I scroll backward and find a couple more pictures reflecting the work she did in the first two rooms upstairs, the ones closest to the stairs. With the beds made, the mattresses in place, it actually looks like this house could serve as a bed-and-breakfast to a buyer with just the right kind of imagination.

One who doesn't care about small things like plumbing and electricity.

And uninvited visitors.

I click back once more to find the room with Jack in his mural, and as always, my eye travels straight to him. Everything looks as it should. His earnest green eyes fixed on the closet across the room. The clumps of trees growing thicker as they travel to the top and back of the mural. I'm sure if I zoomed in close enough, I'd be able to make out the little wooden shed—the one I've seen not only in person, thanks to Rae, but centered on its very own canvas thanks to Miller's eternal guilt.
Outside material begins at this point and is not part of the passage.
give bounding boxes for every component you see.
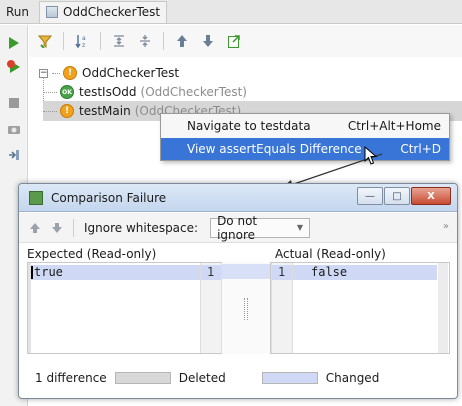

But I don't want to see any more.

April is in bed. I can see her room from where I stand in the living room, her back to me in a position that feels oddly familiar, and it's not until I'm almost taken by sleep—my body finding the curves of the newly cleaned sofa—that I remember another woman lying on her own bed, staring at the reflection of her face in a vanity mirror that refuses to give her any comfort instead of staring at a little boy standing in her doorway, waiting to be noticed.

“Just for a second,” I say to no one in particular, but I know someone is listening. Someone is always listening in this place. “Just for a second, give me some quiet.”

I allow the heaviness of sleep to press me into the sofa, its tufts of fabric cushioning my head. My body is limp from exhaustion, and I let sleep swallow me whole.